For over a decade, I have extensively researched how the human potential can be unleashed. I’ve ventured into the depths of applied psychology, philosophy and spirituality. There were some wonderful concepts in the form of techniques and tricks that I used to improve my own performance. There were several of these that I have come to practice over the years, including visioning exercises, mind programming, psycho-somatic conditioning and meditation. They were effortful, but I was a pro at them – I used them to get myself out of depression in my mid teens.
Later on, I used them to face some of my biggest fears over the years and get myself to do things that I wouldn’t have otherwise been able to do. They worked, and at some point, I started to incorporate them informally in my conversations with the people that I worked with. For several years, I was the under-cover coach who used clever techniques to make people do better. Nobody could decisively say exactly what I did, but they all felt and did much better after a conversation. Even when I did my very first certification program in life coaching, much of the curriculum was based on modalities from applied psychology such as NLP and CBT.
But over the past year, I’ve completely ventured out of these techniques. Not because they stopped working, but because I started to see something deeper behind why they worked the way they did. I started to have a glimpse into the true nature of mind, thought and consciousness, and the moment I did, everything that I have explored in the three realms of psychology, philosophy and spirituality converged at a single point. It all started making sense at a profoundly deeper level. I started seeing all the missing links in the three fields getting connected. The first time I had the insight, it hit me so hard that I spontaneously laughed for an hour before cancelling my entire schedule for three straight days. I had to pause. This was an epiphany. It was the enlightenment that I had been seeking for over a decade. This changed my world.

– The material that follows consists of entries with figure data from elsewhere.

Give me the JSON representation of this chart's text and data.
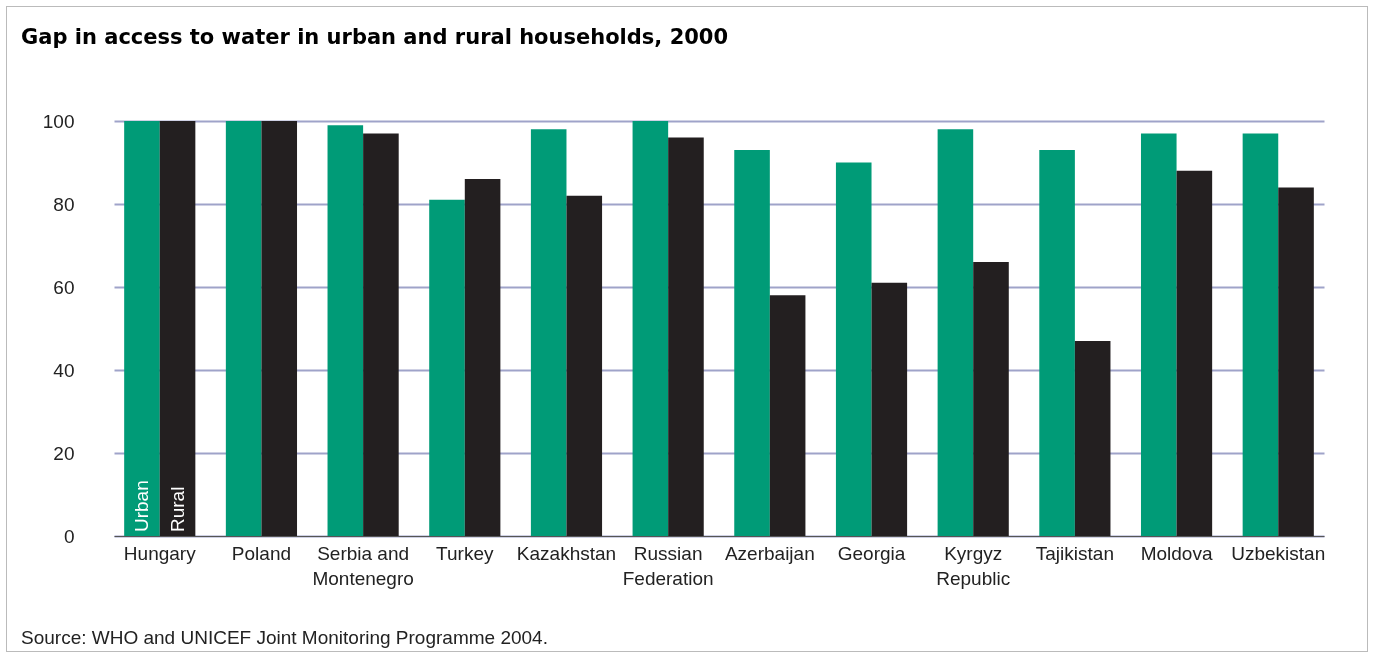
{
  "chart_data": {
    "type": "bar",
    "title": "Gap in access to water in urban and rural households, 2000",
    "categories": [
      "Hungary",
      "Poland",
      "Serbia and Montenegro",
      "Turkey",
      "Kazakhstan",
      "Russian Federation",
      "Azerbaijan",
      "Georgia",
      "Kyrgyz Republic",
      "Tajikistan",
      "Moldova",
      "Uzbekistan"
    ],
    "series": [
      {
        "name": "Urban",
        "color": "#009b77",
        "values": [
          100,
          100,
          99,
          81,
          98,
          100,
          93,
          90,
          98,
          93,
          97,
          97
        ]
      },
      {
        "name": "Rural",
        "color": "#231f20",
        "values": [
          100,
          100,
          97,
          86,
          82,
          96,
          58,
          61,
          66,
          47,
          88,
          84
        ]
      }
    ],
    "ylim": [
      0,
      100
    ],
    "yticks": [
      0,
      20,
      40,
      60,
      80,
      100
    ],
    "grid": "y",
    "annotations": [
      "Source: WHO and UNICEF Joint Monitoring Programme 2004."
    ]
  }
}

I couldn’t stop myself from looking further in the direction of the intersection of these 3 principles. My experience of life was deeply impacted. I remember writing an email to a senior coach I worked with at that time and said something to the effect of ‘Nothing has changed externally, but everything looks different’. As I felt the shift inside solidify, gradually the impact of my coaching went to a whole new level. At the time, I was doing a specialization for coaching in organizations, and I was working with a few peer coaches for my ICF ACC credentialing and every one of them remarked that I should be applying for the PCC credential instead, which was the advanced one. They could sense the difference in the way I coached. While other coaches were sorting through their minds for which coaching technique to use, I wasn’t relying on the techniques. I was in the moment with the client. And the coaching took care of itself. At first, I couldn’t understand what was happening. It felt like I wasn’t doing anything but my performance at everything I did seemed dramatically different. Thankfully, through this whole journey, I could correspond with my mentor Michael Neill to make sense of and put words to what I was experiencing.

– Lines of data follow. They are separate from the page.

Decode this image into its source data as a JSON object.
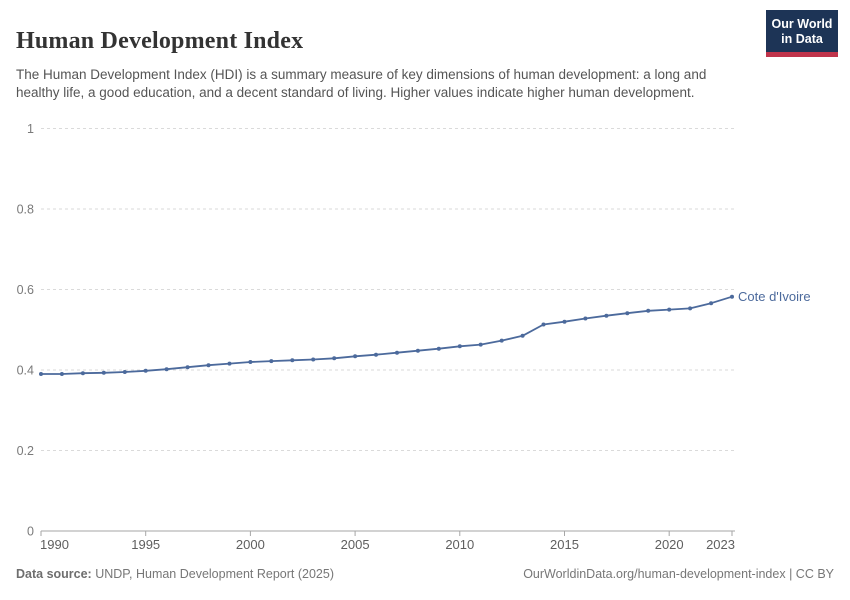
{
  "header": {
    "title": "Human Development Index",
    "subtitle": "The Human Development Index (HDI) is a summary measure of key dimensions of human development: a long and healthy life, a good education, and a decent standard of living. Higher values indicate higher human development.",
    "logo": {
      "line1": "Our World",
      "line2": "in Data"
    }
  },
  "chart_data": {
    "type": "line",
    "title": "Human Development Index",
    "entity": "Cote d'Ivoire",
    "x": [
      1990,
      1991,
      1992,
      1993,
      1994,
      1995,
      1996,
      1997,
      1998,
      1999,
      2000,
      2001,
      2002,
      2003,
      2004,
      2005,
      2006,
      2007,
      2008,
      2009,
      2010,
      2011,
      2012,
      2013,
      2014,
      2015,
      2016,
      2017,
      2018,
      2019,
      2020,
      2021,
      2022,
      2023
    ],
    "values": [
      0.39,
      0.39,
      0.392,
      0.393,
      0.395,
      0.398,
      0.402,
      0.407,
      0.412,
      0.416,
      0.42,
      0.422,
      0.424,
      0.426,
      0.429,
      0.434,
      0.438,
      0.443,
      0.448,
      0.453,
      0.459,
      0.463,
      0.473,
      0.485,
      0.513,
      0.52,
      0.528,
      0.535,
      0.541,
      0.547,
      0.55,
      0.553,
      0.566,
      0.582
    ],
    "xlim": [
      1990,
      2023
    ],
    "ylim": [
      0,
      1
    ],
    "xticks": [
      1990,
      1995,
      2000,
      2005,
      2010,
      2015,
      2020,
      2023
    ],
    "yticks": [
      0,
      0.2,
      0.4,
      0.6,
      0.8,
      1
    ],
    "grid": "horizontal-dashed",
    "legend_position": "end-of-line-label",
    "xlabel": "",
    "ylabel": ""
  },
  "footer": {
    "datasource_label": "Data source:",
    "datasource_text": " UNDP, Human Development Report (2025)",
    "link_text": "OurWorldinData.org/human-development-index",
    "separator": " | ",
    "license_text": "CC BY"
  },
  "colors": {
    "line": "#4C6A9C",
    "entity_label": "#4C6A9C",
    "grid": "#dadada",
    "axis": "#a6a6a6",
    "y_tick_label": "#7a7a7a",
    "x_tick_label": "#5f5f5f",
    "logo_bg": "#1d3456",
    "logo_red": "#c0344b",
    "title": "#333333",
    "subtitle": "#555555",
    "footer": "#777777"
  }
}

In the context of that back story, I’m gonna give you what I’ve promised in the title of this article. This is something I usually share with my 1-on-1 coaching clients. The game changer that can dramatically improve your impact and performance is the ability to distinguish between two different kinds of thoughts we have through the day. We have a lot going on in our heads, and sometimes it gets overwhelming. But these thoughts are a mix of what I call the noise and the signal. The noise is all the conditioning we picked up growing. It’s the beliefs and attitudes we learnt intentionally or unintentionally as a natural consequence of growing up in a culture, whatever your culture might be.
The biggest difference – the game changer – is for you to separate the signal from the noise, to clearly identify which of the thoughts you’re having are a function of the noise and which are of the signal.

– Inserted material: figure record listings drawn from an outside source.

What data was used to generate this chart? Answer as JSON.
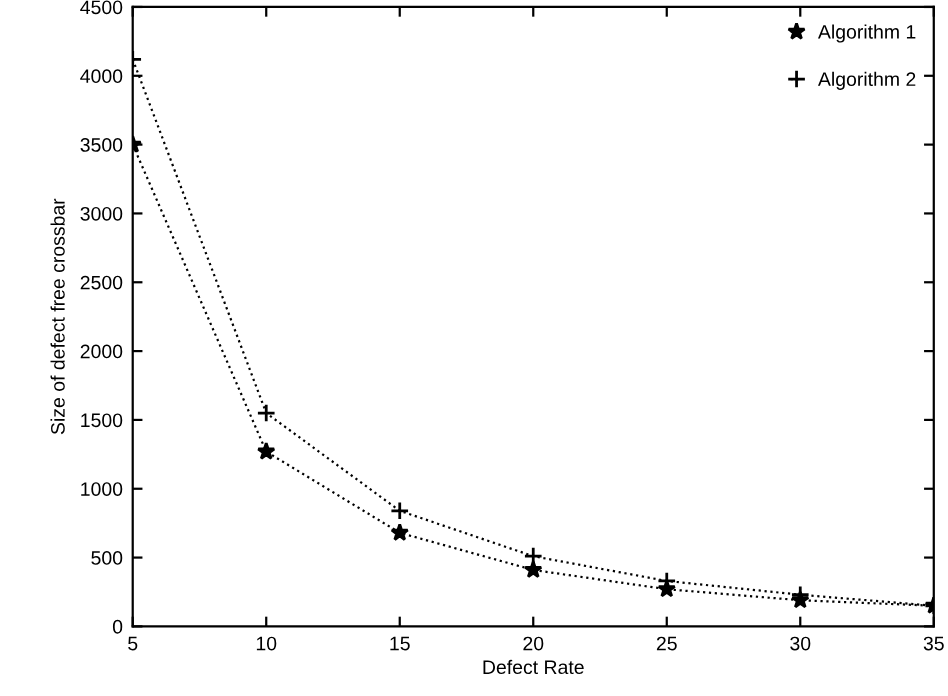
{
  "chart_data": {
    "type": "line",
    "xlabel": "Defect Rate",
    "ylabel": "Size of defect free crossbar",
    "x": [
      5,
      10,
      15,
      20,
      25,
      30,
      35
    ],
    "series": [
      {
        "name": "Algorithm 1",
        "color": "#000000",
        "marker": "star",
        "values": [
          3500,
          1270,
          680,
          410,
          270,
          190,
          150
        ]
      },
      {
        "name": "Algorithm 2",
        "color": "#000000",
        "marker": "cross",
        "values": [
          4120,
          1550,
          840,
          510,
          330,
          230,
          150
        ]
      }
    ],
    "xlim": [
      5,
      35
    ],
    "xticks": [
      5,
      10,
      15,
      20,
      25,
      30,
      35
    ],
    "ylim": [
      0,
      4500
    ],
    "yticks": [
      0,
      500,
      1000,
      1500,
      2000,
      2500,
      3000,
      3500,
      4000,
      4500
    ],
    "line_style": "dotted",
    "grid": false,
    "legend": "top right"
  }
}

There are several ways to describe the signal, one of which is usually the ‘quiet voice’ that ‘already knows’ what needs to be known. Helping people see this difference in the context of what they are going through and having them learn to distinguish them is an important aspect of the kind of work that I do (transformative coaching) with my clients.
Seeing how this works takes more than information. It takes insight. But when you do, your entire world changes. I’ve coached a civil servant who dealt with anxious thinking for over 5 years overcome it in a single transformative intensive. His anxiety affected his relationship with his spouse as well as his peace of mind and performance at work. By the end of our time together, he admitted that he had sought help from several people before, but was almost convinced that he just had to put up with it forever. He came alive with happiness as he started to see how free he was. I’ve checked-in with him over the following months to see how he was doing after our session, and the last I did, he said his challenge at the time now felt like a long forgotten dream.
Such is the nature of transformative coaching – the art and science of creating profound shifts of large magnitude in a short time that alter the course of someone’s future.
And it all starts with you recognising and separating the two kinds of thoughts in your head. When you do, you just need to have the courage to follow the one that feels right. But that’s something for another day.